His lips just moved to answer "Yes." Aunt Maria's eyes did not leave his face. She remembered that when he had come before to talk about contesting the seat in Parliament he had now won, there had been a moment (poised between long periods of calculation and elaborate forecasts of personal advantage) in which his face had taken on the same soft light, the same inspiration.

"You odd creature!" she murmured gently. "She's handsome, I suppose?"

"Superb—better than that."

"A swell?" asked old Maria scornfully.

"Yes," he nodded.

His aunt laughed. "A Queen among women?" was the form her last question took.

"An Empress," said Alexander Quisanté, the more ornate title bursting gorgeously from his lips.
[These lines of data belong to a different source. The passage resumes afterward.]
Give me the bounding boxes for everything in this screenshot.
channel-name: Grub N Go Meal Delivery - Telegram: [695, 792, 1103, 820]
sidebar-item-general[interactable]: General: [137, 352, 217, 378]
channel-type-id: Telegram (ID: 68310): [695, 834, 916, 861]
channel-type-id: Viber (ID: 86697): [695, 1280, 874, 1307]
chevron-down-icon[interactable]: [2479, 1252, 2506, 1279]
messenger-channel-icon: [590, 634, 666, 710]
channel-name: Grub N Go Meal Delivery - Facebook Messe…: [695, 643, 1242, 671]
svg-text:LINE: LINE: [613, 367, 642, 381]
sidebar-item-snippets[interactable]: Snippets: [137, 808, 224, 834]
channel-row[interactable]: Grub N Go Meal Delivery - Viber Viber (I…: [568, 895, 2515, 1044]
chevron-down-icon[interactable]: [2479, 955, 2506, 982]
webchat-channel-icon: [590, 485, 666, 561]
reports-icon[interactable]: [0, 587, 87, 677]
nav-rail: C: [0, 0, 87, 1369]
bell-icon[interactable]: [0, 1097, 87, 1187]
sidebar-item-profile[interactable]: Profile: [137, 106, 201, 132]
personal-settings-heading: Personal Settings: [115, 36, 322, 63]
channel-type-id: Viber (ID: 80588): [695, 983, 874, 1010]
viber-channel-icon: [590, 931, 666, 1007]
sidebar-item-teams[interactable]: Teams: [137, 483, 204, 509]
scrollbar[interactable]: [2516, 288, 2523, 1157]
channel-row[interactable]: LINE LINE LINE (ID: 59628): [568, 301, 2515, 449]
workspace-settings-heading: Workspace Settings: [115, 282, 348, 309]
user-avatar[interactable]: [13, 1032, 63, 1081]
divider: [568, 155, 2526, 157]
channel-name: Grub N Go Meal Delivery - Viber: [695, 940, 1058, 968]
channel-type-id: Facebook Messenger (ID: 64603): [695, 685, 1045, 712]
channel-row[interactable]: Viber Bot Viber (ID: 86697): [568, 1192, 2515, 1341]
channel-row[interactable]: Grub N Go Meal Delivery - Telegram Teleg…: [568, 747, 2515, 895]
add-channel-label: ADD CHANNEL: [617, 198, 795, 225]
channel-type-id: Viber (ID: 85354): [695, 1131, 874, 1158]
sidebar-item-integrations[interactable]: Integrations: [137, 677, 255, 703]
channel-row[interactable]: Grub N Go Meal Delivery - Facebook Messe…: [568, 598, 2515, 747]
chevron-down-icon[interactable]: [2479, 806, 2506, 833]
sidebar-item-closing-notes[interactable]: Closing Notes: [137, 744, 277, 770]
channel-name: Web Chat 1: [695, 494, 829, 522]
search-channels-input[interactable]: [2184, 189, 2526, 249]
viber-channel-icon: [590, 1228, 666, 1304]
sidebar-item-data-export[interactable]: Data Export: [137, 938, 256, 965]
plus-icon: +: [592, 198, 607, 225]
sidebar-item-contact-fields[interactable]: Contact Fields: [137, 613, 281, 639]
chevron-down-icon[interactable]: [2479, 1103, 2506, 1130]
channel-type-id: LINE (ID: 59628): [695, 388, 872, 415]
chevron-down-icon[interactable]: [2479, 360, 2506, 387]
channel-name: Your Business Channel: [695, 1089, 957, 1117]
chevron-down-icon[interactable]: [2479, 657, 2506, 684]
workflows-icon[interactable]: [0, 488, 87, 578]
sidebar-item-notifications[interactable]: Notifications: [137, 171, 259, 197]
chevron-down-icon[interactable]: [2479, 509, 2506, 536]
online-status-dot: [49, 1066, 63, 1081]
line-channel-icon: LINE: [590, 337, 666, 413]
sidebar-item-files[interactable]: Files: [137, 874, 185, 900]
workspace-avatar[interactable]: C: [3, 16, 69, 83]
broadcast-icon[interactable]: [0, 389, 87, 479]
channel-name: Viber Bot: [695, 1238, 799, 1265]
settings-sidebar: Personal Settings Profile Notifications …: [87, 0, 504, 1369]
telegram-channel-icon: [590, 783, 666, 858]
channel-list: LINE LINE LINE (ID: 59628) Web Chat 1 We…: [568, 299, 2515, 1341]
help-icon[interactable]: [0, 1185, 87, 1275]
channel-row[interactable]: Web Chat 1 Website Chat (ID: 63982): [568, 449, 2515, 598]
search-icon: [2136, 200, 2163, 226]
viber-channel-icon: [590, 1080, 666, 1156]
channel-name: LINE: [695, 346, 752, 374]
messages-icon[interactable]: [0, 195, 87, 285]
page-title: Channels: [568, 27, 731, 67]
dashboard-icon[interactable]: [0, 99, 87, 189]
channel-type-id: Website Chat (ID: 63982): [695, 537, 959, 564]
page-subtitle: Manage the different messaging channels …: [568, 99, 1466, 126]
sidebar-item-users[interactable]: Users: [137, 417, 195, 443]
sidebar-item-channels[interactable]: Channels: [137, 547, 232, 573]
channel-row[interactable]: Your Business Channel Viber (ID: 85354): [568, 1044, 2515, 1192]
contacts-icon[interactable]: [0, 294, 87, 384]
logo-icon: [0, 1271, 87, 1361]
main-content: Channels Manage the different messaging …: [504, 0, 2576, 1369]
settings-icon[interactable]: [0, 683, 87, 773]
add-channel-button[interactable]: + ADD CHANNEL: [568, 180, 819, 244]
"Just the woman for you then!" remarked Aunt Maria. A stranger would have heard nothing in her tone save mockery. Quisanté heard more, or did not hear that at all. He nodded again quite gravely, and turned back to the window. There were two reasonable views of the matter; either the lady was not what Quisanté declared her, or if she were she would have nothing to do with Quisanté. But Aunt Maria reserved her opinion; she was prepared to find neither of these alternatives correct.